Luckily, in this country, we are endowed with a Constitution and a judicial system with some judges, at least, who take their oath to defend the Constitution seriously and do not let it be trampled by this administration.
Control over death is ultimate civil right
The release of Dr. Jack Kevorkian renews the question of the right of the individual to have a choice about the conclusion of his or her life ("Kevorkian still passionate about Americans' right to die," June 4).
We're told that birth, death and taxes are three things we can't control.
Well, of course, at birth we are just along for the ride. And conflict over taxes is eternal.
But isn't the right of the individual to choose when he or she has had enough the ultimate individual civil right?
Who else should get to make that choice? Does someone else have the right to decide how much pain an individual can suffer before he or she is allowed to end that suffering?
Why can't an individual decide that he or she has had enough, has done enough?
I think the question really is: Why should we force people to continue to live when they feel that passing on would be better?
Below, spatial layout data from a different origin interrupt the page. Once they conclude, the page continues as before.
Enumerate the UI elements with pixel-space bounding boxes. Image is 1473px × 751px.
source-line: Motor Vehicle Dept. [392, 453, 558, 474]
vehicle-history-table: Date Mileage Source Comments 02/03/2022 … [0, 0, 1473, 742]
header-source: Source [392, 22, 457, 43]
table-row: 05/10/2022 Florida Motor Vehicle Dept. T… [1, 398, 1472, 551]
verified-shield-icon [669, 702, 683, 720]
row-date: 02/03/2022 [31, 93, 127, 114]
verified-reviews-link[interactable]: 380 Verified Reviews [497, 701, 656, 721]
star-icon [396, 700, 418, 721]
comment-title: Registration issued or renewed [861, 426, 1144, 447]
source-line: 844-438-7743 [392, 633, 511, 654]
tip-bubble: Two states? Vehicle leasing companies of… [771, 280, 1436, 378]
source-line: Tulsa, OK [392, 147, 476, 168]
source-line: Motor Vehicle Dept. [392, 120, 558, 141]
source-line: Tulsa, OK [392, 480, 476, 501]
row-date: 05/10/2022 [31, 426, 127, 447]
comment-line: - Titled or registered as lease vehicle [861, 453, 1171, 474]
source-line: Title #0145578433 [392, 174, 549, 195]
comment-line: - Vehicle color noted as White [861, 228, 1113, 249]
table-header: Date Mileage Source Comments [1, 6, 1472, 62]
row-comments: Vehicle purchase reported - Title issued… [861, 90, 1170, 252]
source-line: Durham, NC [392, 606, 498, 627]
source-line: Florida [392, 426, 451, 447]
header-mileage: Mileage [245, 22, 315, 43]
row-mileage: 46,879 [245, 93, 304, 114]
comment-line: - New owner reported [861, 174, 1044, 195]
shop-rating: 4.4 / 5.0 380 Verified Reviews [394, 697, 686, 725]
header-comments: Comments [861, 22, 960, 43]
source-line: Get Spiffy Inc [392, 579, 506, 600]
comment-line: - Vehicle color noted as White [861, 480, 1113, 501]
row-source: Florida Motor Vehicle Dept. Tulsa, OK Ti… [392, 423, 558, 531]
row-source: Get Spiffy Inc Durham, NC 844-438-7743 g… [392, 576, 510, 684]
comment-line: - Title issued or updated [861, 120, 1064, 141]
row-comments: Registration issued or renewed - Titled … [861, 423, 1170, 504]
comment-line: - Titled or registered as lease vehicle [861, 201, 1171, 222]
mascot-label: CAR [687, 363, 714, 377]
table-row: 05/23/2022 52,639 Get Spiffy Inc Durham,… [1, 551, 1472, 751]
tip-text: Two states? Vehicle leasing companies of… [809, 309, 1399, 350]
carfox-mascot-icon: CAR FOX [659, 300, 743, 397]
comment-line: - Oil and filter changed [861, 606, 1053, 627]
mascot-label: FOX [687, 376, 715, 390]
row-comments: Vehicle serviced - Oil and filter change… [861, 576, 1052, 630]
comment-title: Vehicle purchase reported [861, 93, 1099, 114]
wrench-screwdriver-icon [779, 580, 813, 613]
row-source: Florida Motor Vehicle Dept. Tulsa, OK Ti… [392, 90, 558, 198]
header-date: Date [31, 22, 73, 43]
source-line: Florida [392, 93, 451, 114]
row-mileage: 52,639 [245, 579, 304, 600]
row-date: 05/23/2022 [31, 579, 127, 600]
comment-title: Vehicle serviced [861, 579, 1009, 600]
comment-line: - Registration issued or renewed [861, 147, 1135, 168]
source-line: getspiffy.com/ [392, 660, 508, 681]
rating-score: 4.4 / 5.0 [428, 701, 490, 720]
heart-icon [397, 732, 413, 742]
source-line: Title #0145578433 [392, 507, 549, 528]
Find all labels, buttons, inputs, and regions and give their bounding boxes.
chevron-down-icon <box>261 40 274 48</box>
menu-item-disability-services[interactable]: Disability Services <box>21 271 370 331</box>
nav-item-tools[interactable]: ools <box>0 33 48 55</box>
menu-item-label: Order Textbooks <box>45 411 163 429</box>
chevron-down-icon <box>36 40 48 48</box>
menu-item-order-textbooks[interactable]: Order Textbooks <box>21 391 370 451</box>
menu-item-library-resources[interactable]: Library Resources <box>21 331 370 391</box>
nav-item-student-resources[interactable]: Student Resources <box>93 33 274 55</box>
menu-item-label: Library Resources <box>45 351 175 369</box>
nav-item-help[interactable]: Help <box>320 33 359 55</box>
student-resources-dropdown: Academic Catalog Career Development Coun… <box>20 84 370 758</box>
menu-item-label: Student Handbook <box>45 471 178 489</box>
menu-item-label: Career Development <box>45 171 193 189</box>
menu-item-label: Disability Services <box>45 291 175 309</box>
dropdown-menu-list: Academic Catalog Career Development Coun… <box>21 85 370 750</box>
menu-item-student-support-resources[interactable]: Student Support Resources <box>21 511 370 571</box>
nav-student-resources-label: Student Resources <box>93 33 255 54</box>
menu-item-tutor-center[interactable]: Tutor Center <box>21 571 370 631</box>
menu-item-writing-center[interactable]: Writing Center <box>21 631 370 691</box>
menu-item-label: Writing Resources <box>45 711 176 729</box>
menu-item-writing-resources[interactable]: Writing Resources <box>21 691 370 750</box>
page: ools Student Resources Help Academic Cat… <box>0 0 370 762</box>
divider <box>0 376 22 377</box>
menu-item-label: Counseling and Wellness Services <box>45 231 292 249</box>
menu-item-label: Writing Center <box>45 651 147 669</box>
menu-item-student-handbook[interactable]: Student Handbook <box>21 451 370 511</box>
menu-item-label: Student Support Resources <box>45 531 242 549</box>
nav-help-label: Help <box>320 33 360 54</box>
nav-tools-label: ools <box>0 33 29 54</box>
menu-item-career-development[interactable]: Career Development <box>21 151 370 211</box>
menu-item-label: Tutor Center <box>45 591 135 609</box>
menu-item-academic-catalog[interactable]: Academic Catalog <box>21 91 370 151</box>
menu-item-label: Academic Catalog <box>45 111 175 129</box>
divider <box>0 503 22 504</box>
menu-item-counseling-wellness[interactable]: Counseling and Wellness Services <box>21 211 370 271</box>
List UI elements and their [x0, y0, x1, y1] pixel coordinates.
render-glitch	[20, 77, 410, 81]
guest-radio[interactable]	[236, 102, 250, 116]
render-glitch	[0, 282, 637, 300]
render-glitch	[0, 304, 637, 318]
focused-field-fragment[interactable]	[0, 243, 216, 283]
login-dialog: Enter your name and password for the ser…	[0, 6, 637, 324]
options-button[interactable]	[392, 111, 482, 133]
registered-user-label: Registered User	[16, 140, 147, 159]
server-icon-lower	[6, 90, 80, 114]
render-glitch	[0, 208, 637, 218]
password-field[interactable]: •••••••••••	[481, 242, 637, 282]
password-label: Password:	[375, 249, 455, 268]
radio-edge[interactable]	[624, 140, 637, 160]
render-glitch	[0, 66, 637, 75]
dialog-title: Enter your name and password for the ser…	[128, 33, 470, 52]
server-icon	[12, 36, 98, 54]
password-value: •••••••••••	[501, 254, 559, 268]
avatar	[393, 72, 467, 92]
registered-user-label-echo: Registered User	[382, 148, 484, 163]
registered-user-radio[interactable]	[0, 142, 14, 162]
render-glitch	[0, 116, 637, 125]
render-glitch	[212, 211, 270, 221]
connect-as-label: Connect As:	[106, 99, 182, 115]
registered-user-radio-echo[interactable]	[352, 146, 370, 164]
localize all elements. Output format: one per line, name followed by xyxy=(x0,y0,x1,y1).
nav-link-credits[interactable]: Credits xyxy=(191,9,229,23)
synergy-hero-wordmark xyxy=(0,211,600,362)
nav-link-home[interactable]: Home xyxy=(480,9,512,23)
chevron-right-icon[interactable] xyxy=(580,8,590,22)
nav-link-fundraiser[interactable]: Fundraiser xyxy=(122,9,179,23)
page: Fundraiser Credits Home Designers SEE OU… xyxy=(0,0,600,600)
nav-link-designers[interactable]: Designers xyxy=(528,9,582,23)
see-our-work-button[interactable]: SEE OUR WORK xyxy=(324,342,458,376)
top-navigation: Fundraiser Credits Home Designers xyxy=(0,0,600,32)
Sexuality not tied to parenting skills
In response to the letter writer who first declared that he's not homophobic but went on to state that he does "take exception to gay adoptive families finding safe refuge in Maryland" because "one father plus one mother ... equals a balanced, nurturing environment" and "there is absolutely no substitute for that equation" ("A mother and father forge a caring home," June 12), I would note that in my decades of work with domestic violence perpetrators and victims, I have seen many, many children whose lives are filled with chaos and violence. Their parents, by the way, have all been heterosexual.
I have also had the privilege of having many gay and lesbian friends; in every case, their children, whether biological or adopted, have been raised in loving, peaceful households.
This is not to imply that heterosexuals can't be good parents, or that homosexuals can't be bad parents.
But to believe that parenting skills are in some magical way related to one's sexual preferences is preposterous and, oh yes, deeply homophobic.
What children need is love and attention and a safe place to come home to.
There is absolutely no substitute for that equation.
Louise A. Machen
The writer is a facilitator for the Gateway Project at the House of Ruth.
Proud that gays have adoption rights
While the writer of the letter "A mother and father forge a caring home" (June 12) claims not to be homophobic, his objection to "gay adoptive families finding safe refuge in Maryland" speaks volumes.
I am proud that same-sex couples are able to find adoption equality in my home state ("Proud to call Maryland home," June 10).
Now if only my Canadian marriage were recognized here, perhaps I would feel a bit prouder.